Oh but wait, that’s exactly the thing the protesting classes seem to have in common. A yearning for a world where they imagine their every whim will be satisfied by the Magic Granddad, Jeremy Christ and his disciples who will deliver real socialism (which has never been tried, by the way) unto the oppressed masses. The marching minions despise those who work and pay to keep their world safe for, well, for protesting. The taxpayer looks up from his toils, watches the retards and their crayoned signs, shrugs and gets back to work. The hate really does flow in only one direction
Which is why Donald Trump might just be the perfect weapon. Blunt, indefatigable, mercurial, explosive, on-target and ultimately disposable. The notional right should embrace the wrecking ball he drives right through his detractors. He doesn’t actually care what they think and he brushes off the spitting hatred of the ineffectual as easily as he changes his policies. Trump epitomises the times as well as any: “Hey Owen, what are you rebelling against?” Owen: “Whadda you got?”

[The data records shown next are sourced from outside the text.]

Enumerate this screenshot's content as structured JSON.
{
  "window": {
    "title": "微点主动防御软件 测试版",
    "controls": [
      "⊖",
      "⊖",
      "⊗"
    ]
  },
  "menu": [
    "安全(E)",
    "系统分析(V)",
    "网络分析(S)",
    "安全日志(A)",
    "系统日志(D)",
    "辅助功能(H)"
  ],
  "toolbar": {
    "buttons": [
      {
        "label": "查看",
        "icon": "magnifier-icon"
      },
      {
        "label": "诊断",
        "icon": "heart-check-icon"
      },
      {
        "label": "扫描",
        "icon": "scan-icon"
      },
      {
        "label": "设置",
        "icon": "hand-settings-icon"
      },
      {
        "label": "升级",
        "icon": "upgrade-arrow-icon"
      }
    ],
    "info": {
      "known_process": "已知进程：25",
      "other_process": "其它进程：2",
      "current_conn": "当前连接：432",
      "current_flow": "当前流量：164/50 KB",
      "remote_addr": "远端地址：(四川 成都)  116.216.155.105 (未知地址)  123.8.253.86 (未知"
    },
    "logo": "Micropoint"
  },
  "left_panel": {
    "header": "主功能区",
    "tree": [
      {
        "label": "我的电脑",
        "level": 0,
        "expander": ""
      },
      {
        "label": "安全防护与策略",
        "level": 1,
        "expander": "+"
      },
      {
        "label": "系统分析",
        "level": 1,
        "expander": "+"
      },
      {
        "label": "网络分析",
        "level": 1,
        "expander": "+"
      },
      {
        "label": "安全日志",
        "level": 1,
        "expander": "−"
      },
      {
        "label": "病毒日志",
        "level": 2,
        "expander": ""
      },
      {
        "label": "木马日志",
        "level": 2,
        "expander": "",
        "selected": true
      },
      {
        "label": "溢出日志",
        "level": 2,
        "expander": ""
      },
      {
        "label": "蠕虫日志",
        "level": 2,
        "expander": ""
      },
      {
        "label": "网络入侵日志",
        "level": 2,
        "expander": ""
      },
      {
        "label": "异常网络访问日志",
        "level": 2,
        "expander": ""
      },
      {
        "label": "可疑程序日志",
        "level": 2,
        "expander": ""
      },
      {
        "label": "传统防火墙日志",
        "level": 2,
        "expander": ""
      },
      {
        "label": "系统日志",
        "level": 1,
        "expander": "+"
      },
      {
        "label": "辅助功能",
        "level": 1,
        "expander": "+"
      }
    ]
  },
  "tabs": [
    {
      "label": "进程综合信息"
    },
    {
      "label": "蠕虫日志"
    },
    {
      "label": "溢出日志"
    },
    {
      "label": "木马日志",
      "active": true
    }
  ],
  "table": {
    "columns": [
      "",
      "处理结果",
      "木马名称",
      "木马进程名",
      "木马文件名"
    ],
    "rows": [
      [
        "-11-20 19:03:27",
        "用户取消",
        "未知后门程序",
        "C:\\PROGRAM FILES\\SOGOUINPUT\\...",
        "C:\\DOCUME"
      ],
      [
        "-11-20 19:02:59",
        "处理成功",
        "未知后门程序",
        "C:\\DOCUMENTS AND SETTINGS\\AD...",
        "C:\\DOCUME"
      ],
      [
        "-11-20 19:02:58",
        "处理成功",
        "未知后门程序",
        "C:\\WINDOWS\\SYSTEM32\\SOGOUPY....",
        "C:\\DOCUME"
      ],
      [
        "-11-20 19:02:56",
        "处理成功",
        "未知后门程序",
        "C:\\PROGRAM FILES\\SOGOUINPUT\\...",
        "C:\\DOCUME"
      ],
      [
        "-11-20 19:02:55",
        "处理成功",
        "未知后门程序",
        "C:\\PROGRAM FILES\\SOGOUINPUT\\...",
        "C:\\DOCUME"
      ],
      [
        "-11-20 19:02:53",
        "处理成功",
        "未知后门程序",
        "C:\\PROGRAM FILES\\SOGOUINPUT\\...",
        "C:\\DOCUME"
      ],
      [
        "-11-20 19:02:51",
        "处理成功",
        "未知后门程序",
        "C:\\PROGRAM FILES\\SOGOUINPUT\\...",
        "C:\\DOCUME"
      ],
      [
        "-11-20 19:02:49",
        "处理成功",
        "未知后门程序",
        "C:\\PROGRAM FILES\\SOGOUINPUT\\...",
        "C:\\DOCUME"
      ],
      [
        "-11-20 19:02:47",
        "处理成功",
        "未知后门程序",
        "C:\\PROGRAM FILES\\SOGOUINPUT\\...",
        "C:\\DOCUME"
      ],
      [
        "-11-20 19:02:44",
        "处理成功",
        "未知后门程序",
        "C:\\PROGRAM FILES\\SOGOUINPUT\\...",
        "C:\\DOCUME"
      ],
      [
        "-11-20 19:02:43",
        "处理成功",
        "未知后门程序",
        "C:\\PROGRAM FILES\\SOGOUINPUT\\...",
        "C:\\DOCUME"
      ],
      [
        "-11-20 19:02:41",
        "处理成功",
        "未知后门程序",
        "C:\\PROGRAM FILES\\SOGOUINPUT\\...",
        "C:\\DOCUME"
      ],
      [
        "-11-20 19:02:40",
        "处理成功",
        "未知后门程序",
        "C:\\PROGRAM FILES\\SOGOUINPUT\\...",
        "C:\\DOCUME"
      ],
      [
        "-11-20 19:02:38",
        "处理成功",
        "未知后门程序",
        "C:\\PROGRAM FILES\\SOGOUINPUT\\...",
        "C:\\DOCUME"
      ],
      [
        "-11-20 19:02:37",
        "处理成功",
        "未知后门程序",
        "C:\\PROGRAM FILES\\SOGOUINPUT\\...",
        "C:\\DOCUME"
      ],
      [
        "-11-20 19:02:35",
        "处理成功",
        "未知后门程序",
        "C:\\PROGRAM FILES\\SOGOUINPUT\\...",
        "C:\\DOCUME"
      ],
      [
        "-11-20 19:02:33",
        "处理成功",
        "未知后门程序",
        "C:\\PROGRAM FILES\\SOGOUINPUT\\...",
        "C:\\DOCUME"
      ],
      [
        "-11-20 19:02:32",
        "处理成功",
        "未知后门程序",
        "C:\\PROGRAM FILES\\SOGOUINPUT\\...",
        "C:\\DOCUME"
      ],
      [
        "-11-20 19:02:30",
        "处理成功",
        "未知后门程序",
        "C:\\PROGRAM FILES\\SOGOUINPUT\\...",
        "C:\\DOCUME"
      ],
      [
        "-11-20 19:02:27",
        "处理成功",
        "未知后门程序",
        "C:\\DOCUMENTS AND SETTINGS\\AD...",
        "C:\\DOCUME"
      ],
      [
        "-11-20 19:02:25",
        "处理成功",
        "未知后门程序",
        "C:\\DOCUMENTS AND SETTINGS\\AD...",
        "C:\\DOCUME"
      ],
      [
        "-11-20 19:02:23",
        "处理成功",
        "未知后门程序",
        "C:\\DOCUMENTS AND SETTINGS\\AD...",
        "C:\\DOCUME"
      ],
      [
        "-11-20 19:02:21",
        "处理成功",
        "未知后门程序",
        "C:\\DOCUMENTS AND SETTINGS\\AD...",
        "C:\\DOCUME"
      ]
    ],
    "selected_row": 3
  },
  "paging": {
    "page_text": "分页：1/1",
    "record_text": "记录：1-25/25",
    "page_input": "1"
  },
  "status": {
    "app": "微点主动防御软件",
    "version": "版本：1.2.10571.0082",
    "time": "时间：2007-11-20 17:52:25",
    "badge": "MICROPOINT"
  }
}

The picture in Owen's attic
When Donald Trump moves on, the Owens of this world will find somebody else to be offended by, because they have no answers. Like the Labour movement itself the problem they were founded to fix has been solved but they cling on, as a vestigial fury with no outlet consumes their soul. But, ultimately, they serve no purpose except, perhaps, as a bad example to others. Jones has been tweeting that history is a savage judge. Indeed it is; I await history’s record of Owen’s contribution, but I fear I may be waiting for a blank page.